BMW is looking for alternatives to air cargo for transmissions and other components to supply its factories, including its plant in Spartanburg, South Carolina, Mathias Schmidt, a spokesman for the Munich-based carmaker, said today in a telephone interview.
While no decisions have been made, assembly lines could come to a stop “in the worst case” if logistics disruptions persist for more than another two days, he said. Volkswagen AG, Europe’s largest carmaker, said it could also face production disruptions if European airspace remains closed.

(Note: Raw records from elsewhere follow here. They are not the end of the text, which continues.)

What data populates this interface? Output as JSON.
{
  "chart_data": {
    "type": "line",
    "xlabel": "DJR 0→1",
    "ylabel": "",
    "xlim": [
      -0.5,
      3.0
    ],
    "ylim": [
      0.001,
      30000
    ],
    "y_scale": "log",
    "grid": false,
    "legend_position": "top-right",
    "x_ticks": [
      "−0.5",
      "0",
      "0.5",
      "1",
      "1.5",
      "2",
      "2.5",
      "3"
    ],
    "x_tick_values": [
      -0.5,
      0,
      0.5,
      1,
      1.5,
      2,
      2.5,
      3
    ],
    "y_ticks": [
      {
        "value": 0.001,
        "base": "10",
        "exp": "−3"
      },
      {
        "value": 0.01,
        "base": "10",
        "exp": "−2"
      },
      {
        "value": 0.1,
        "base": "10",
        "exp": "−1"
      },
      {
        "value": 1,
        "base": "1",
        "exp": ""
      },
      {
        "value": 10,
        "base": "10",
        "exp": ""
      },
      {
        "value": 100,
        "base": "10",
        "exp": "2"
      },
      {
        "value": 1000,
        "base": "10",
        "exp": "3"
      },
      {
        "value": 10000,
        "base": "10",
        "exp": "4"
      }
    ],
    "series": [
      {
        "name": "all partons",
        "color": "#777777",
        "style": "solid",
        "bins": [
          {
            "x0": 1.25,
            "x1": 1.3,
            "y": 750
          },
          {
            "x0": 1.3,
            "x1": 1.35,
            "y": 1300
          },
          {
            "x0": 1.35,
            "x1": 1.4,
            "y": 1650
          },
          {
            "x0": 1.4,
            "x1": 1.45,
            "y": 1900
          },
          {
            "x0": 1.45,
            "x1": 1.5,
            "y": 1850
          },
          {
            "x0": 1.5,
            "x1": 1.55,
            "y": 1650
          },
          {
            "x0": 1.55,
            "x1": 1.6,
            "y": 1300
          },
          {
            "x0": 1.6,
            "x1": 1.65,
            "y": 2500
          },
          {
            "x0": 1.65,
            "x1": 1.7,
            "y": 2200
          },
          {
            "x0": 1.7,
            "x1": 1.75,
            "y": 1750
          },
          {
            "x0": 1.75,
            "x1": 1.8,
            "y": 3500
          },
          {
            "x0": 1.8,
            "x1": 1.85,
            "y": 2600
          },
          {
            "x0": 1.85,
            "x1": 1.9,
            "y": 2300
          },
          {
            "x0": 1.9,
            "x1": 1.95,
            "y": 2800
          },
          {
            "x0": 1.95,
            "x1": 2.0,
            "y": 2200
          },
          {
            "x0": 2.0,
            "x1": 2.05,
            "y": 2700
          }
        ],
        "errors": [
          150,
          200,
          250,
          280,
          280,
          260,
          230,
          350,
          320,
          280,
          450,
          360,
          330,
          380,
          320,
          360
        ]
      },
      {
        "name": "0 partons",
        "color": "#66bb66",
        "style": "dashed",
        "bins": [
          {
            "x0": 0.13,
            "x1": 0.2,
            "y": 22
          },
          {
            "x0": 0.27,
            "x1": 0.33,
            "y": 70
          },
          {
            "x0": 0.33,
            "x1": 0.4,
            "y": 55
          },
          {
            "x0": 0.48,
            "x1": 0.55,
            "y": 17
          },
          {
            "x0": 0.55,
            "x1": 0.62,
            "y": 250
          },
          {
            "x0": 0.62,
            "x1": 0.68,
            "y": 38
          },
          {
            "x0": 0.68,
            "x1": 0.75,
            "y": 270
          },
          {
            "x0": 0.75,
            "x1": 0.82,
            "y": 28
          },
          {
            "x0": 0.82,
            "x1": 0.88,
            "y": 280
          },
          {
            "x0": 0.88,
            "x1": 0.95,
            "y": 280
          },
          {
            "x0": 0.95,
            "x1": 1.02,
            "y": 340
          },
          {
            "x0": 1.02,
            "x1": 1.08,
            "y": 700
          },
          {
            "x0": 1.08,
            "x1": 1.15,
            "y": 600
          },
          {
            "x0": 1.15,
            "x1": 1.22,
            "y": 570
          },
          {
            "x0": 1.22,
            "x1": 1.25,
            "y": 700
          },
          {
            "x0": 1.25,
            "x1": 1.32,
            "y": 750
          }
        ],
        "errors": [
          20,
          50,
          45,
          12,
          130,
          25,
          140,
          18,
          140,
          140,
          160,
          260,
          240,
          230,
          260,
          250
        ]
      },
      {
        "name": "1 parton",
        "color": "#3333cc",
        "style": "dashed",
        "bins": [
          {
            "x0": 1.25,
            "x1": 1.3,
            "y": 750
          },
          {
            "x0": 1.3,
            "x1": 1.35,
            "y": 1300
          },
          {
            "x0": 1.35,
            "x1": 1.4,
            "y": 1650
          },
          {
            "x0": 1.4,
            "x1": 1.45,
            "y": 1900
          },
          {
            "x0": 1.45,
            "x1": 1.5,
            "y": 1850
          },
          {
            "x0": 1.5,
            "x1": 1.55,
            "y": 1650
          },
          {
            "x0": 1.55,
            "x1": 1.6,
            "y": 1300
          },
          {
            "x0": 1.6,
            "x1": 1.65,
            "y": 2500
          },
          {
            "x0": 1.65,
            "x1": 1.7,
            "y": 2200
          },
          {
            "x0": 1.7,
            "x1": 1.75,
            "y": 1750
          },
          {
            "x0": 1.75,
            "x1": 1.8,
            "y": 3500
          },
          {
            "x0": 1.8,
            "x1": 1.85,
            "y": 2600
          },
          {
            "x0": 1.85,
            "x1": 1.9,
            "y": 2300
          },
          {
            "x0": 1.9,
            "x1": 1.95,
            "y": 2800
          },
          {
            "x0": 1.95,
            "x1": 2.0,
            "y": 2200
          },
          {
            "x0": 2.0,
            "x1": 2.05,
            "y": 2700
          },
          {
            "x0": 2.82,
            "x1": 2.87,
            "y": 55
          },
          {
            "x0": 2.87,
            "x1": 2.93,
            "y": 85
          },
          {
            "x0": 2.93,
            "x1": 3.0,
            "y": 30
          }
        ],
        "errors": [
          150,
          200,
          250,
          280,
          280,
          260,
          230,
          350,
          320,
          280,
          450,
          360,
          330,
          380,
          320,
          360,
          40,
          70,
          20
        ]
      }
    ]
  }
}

As many as 81,000 flights have been canceled after the April 14 eruption of Iceland’s Eyjafjallajökull volcano spewed dust across Europe’s airspace, causing airports from Dublin to Moscow to shut down. The disruptions are costing carriers as much as $300 million in lost revenue a day, according to an estimate by the International Air Transport Association.
“The same issues are likely to affect all manufacturers,” said Juergen Pieper, an analyst at Bankhaus Metzler in Frankfurt. “They should be able to make up any lost production once deliveries restart,” said Pieper, who recommends buying BMW shares.
Volkswagen, which also makes Audi and Skoda cars as well as Scania trucks, “can’t rule out” that persistent flight restrictions could cause factories to run out of parts, Michael Brendel, a spokesman for the Wolfsburg, Germany-based company said today by telephone, declining to provide a timeframe for potential closures. “At the moment, there are no constraints.”
Daimler AG, the Stuttgart, Germany-based maker of Mercedes- Benz cars and trucks, doesn’t anticipate any disruptions beyond delays faced by employees on business travel, spokeswoman Ute von Vellberg said.
BMW fell 0.7 percent to 35.31 euros in Frankfurt trading. Daimler, which operates a factory in Alabama, declined 0.6 percent to 36.31 euros. Volkswagen, which operates more than 60 factories around the world, fell 1 percent to 71.41 euros.
BMW produces about 600 vehicles a day at its sole U.S. factory, which opened in 1994, according to its Web site. The company also canceled a press trip to visit a factory in Shenyang, China, because of the air-travel restrictions. BMW officials and journalists were due to depart for China today.
The U.S. was BMW’s second-biggest market after Germany in terms of vehicles sold in the first quarter. Deliveries to U.S. customers rose 7.4 percent to 55,051 cars and SUVs in the first three months of 2010, according to company data.